Ich würde sagen, unsere Reise hat bei uns beiden großen Eindruck hinterlassen. Nachdem wir einige Tage Santiago erkundeten und auch ich die Stadt noch einmal mit ganz anderen Augen, verteidigender, überraschter, neugieriger, wahrgenommen hatte, machten wir uns auf den Weg nach Valparaíso. Wir suchten unsere Wege durch bunte Seitenstraßen, bewunderten die überbordende Straßenkunst und stolperten mitten in der Nacht eine enge Treppe zu einem versteckten Konzert herunter. Wir liefen, liefen, liefen, Treppen und Hügel hoch, bis wir hungrig die Aussicht auf die glitzernde Bucht genossen. Nachts sieht die Stadt, die sonst auch mal duftet und stinkt, lärmt und klingt, wie ein großer Haufen Diamanten aus. Ich denke, auch die „alternative“ Free Walking Tour servierte uns eher die touristischen, genießbaren Seiten der Stadt, aber das waren wir ja auch. Touristen. Wie es Touristen eben passiert, die groß und blond mit dicken Rucksäcken auf jedem Busbahnhof herumstehen, erfuhren auch wir die unschönere Seite des Reisens. Gleich am ersten Tag wurde mir der Geldbeutel geklaut und im Bus wurde es offensichtlich noch einmal probiert. Ein unschöner Beigeschmack – wobei mir der Geldbeutel von einer Fremden zurückgegeben wurde. Es gibt eben überall Menschen von jeder Sorte.

Bei einem Zwischenstopp entflohen wir dem nebligen La Serena in das sonnig strahlende Valle de Elqui, wo wir nach einem kleinen Bergaufstieg eine majestätische Aussicht genossen. Majestätisch ging es auch in San Pedro weiter. Solche Landschaften hatte ich in meinem Leben noch nie gesehen: Wabernde Geysire bei Eiseskälte, rotbraune Mondlandschaften und schneebedeckte Vulkane. Oft mussten wir uns gegenseitig an den Arm fassen und lachten halb: „Wo wir gerade sind!“

Der absolute Höhepunkt war definitv die viertägige Jeep-Tour über die Grenze nach Bolivien. Unsere Reisegruppe war sehr sympathisch, genau wie unser Fahrer Roger. Da ich die einzige war, die Spanisch sprach, genoss ich den Vorteil, mich direkt mit ihm unterhalten zu können und seine Witze ungefiltert zu verstehen! Wir fuhren auf wunderschönen Umwegen durch die Hochebene zur größten Salzebene der Welt, dem „Salar de Uyuni“. Eine leuchtend weiße Fläche bis zum Horizont, so dass die Augen fast weh tun und der Verstand es gar nicht richtig erfasst. Die unglaubliche Schönheit wurde nur durch die Höhenkrankheit getrübt, die einem echt zu schaffen macht. Aber vermiesen konnte sie es uns nicht!

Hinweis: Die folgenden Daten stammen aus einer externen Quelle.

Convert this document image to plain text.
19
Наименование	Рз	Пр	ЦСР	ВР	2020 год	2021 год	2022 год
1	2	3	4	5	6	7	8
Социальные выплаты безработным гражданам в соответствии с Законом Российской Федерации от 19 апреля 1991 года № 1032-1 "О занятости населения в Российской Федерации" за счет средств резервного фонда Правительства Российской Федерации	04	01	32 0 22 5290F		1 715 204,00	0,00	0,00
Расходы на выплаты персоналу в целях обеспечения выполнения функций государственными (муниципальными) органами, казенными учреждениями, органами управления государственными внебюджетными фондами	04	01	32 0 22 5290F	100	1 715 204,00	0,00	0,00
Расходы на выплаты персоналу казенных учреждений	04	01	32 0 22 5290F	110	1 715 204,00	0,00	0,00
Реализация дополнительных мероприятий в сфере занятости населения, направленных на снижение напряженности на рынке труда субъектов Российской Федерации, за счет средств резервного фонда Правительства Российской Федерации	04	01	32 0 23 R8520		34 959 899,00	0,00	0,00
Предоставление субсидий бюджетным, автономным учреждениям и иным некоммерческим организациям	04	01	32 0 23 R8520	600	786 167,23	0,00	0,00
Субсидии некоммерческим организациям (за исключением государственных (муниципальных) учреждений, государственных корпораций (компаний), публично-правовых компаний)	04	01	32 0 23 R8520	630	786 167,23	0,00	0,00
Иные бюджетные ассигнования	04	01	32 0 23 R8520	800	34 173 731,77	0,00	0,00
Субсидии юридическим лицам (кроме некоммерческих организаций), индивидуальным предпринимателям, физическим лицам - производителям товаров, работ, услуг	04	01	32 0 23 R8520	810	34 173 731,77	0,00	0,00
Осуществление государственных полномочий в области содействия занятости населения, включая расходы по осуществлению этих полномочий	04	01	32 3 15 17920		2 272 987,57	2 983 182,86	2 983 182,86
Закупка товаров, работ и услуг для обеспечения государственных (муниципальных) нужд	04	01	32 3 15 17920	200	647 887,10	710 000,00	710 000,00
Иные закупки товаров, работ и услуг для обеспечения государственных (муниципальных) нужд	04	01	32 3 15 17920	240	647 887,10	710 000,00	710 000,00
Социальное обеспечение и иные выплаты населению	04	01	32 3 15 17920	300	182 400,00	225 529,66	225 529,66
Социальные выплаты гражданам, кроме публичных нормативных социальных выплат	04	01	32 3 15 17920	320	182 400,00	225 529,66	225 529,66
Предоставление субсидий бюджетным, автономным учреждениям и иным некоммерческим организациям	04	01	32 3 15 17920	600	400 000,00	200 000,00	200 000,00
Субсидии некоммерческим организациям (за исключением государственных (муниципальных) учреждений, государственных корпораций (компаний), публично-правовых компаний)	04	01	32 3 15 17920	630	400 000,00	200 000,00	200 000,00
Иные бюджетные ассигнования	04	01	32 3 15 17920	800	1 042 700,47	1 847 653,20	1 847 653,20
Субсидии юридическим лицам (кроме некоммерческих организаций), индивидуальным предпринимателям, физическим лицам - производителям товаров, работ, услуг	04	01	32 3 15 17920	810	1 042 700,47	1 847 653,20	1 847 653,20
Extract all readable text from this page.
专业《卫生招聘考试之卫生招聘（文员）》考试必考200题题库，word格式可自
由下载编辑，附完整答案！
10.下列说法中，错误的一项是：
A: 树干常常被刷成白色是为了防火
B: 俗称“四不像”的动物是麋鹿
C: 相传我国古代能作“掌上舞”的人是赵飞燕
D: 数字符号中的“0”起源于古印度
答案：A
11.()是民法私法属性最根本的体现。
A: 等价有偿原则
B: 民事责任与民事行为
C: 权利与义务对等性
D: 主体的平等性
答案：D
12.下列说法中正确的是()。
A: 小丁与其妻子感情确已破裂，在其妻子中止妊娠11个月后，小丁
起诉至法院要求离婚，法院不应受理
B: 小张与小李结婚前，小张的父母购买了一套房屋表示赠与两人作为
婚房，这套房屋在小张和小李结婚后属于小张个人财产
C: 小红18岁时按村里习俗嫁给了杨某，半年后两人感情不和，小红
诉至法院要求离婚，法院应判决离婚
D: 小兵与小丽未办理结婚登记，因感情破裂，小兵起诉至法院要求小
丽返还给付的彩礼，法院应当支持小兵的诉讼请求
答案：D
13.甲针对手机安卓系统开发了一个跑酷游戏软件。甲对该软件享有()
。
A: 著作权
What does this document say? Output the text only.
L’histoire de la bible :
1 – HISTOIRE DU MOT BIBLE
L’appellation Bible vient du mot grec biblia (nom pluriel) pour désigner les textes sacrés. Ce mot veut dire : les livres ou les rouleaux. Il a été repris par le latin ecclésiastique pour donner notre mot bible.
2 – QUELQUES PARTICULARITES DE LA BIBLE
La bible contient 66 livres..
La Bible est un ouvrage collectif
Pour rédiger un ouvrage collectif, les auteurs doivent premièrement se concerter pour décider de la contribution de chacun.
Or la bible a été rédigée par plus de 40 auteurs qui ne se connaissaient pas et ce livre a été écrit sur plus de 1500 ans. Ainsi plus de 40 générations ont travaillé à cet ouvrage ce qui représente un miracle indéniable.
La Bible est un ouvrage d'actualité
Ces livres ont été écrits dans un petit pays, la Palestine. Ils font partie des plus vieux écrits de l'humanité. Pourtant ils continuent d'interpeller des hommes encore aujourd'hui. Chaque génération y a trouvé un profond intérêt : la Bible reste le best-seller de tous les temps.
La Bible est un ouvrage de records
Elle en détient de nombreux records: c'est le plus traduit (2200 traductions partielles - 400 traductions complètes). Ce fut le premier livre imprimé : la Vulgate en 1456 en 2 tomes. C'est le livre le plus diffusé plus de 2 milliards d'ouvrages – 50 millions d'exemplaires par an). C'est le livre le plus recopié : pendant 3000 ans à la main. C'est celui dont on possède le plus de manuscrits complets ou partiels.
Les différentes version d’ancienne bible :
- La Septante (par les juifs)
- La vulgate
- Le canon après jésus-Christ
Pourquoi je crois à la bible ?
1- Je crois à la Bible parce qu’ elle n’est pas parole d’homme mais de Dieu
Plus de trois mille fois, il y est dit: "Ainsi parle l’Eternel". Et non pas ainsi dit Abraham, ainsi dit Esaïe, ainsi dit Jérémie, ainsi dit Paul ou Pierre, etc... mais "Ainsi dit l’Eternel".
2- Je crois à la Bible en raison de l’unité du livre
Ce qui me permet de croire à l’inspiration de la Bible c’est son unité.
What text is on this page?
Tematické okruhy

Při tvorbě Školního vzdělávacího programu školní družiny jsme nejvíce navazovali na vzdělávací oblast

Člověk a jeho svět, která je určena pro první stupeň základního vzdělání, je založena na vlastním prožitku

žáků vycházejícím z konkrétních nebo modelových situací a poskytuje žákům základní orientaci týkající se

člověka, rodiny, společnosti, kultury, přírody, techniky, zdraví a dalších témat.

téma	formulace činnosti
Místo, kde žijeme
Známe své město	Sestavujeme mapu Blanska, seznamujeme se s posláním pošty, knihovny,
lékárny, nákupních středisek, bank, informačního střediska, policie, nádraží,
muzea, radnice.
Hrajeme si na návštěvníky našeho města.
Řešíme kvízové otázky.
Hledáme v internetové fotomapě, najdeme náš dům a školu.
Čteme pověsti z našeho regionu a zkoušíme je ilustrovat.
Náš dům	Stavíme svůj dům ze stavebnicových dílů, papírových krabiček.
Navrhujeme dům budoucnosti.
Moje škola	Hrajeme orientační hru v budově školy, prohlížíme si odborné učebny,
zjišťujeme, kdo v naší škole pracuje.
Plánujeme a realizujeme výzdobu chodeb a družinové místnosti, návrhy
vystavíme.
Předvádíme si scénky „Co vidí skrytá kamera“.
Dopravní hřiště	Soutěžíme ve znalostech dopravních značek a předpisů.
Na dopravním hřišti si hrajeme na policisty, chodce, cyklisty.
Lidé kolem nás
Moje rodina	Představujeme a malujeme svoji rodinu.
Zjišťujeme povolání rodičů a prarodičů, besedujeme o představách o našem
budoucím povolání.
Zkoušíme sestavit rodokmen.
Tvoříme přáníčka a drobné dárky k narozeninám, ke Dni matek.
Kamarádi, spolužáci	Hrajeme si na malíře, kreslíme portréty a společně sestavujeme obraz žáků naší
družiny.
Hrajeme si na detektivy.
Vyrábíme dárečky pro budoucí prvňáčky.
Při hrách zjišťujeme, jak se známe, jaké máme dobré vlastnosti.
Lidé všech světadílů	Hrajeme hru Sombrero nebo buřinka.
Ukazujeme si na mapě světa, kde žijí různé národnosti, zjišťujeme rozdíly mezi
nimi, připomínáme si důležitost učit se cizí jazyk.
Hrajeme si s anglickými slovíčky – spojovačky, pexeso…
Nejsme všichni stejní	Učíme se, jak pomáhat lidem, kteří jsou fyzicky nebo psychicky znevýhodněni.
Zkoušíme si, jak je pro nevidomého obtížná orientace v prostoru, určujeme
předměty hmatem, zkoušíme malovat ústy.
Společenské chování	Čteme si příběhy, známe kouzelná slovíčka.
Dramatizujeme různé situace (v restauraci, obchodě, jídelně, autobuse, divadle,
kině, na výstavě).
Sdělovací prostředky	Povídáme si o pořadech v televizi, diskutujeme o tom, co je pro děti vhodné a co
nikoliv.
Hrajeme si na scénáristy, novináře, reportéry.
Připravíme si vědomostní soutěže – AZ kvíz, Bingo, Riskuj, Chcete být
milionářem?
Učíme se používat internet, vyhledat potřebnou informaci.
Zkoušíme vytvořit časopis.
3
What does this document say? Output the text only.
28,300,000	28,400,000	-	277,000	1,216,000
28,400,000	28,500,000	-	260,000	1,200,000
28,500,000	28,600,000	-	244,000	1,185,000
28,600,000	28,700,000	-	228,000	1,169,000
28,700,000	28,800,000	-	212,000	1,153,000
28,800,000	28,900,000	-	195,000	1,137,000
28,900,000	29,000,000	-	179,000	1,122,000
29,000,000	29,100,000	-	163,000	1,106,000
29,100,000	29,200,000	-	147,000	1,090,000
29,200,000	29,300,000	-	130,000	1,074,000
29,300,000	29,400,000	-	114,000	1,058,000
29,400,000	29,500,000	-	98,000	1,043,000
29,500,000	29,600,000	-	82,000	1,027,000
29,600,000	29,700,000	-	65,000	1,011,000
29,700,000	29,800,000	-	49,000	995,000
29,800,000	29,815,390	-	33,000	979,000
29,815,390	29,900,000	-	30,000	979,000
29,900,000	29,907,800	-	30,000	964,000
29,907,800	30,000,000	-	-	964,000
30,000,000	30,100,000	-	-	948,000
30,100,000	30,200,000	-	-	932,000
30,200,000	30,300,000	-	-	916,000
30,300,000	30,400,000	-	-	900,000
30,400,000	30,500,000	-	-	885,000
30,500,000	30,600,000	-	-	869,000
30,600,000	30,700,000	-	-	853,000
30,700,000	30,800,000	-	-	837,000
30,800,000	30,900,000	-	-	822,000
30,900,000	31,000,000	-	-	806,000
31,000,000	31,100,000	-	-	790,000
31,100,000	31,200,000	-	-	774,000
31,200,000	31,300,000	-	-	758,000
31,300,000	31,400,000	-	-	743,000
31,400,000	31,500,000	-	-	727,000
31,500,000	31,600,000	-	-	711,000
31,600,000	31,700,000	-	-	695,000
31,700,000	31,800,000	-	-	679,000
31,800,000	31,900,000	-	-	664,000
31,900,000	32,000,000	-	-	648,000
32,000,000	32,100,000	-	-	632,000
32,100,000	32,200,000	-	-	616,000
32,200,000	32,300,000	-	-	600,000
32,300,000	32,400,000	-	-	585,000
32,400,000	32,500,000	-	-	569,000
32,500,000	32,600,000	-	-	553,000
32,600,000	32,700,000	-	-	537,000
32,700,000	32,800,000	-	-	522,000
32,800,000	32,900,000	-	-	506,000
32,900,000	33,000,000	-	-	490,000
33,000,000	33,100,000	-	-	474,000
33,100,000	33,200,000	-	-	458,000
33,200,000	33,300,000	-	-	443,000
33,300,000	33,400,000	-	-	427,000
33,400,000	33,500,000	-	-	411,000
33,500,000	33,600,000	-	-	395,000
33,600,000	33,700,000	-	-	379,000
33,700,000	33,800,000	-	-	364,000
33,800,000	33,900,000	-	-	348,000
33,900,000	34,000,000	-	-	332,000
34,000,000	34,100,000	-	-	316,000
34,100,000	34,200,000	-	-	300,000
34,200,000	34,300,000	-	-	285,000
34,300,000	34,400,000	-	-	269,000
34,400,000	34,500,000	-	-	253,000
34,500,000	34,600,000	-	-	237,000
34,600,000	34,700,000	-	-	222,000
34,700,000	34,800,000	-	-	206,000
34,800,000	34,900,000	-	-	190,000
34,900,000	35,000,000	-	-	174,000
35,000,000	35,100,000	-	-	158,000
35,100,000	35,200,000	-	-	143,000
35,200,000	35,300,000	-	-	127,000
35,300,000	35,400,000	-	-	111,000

Nachdem ich Henrik wieder nach Hause, nach Deutschland, verabschieden musste, erwischte es mich, kurz vor Ende meiner Zeit hier in Chile, doch noch: dieses nagende Gefühl von Heimweh, das einen Schleier über alles legt, was du sonst lieb gewonnen hast im Ausland. Die winterliche Gemütlichkeit wird zu Nerv raubender Kälte, der tropfende Wasserhahn, über den du gelacht hast, treibt dich in den Wahnsinn und die Offenheit der Menschen kommt dir plötzlich oberflächlich vor. Doch schnell änderte sich meine Melancholie wieder in die Dankbarkeit, noch einen Monat vor mir zu haben.Vier Wochen, die im Fluge vergehen werden. Vier Wochen, in denen Santiago tagsüber mit frühlingshafter Wärme lockt. Vier Wochen, um in der Schule Dinge zu Ende zu bringen, die ich mir vorgenommen hatte. Vier Wochen, um noch einmal alle Lieblingsorte und –menschen so tief einzuatmen, dass ein bisschen davon in den Bronchien hängen bleibt und ein bisschen auch im Herzen.

Dieser Artikel hat 1 Kommentar

  1. Danke für die spannenden Nachtichten aus dem fernen Land. Hoffentlich wird Dir der Abschied nicht so schwer. Gute Heimreise und dann aufregenden Start in Maastricht.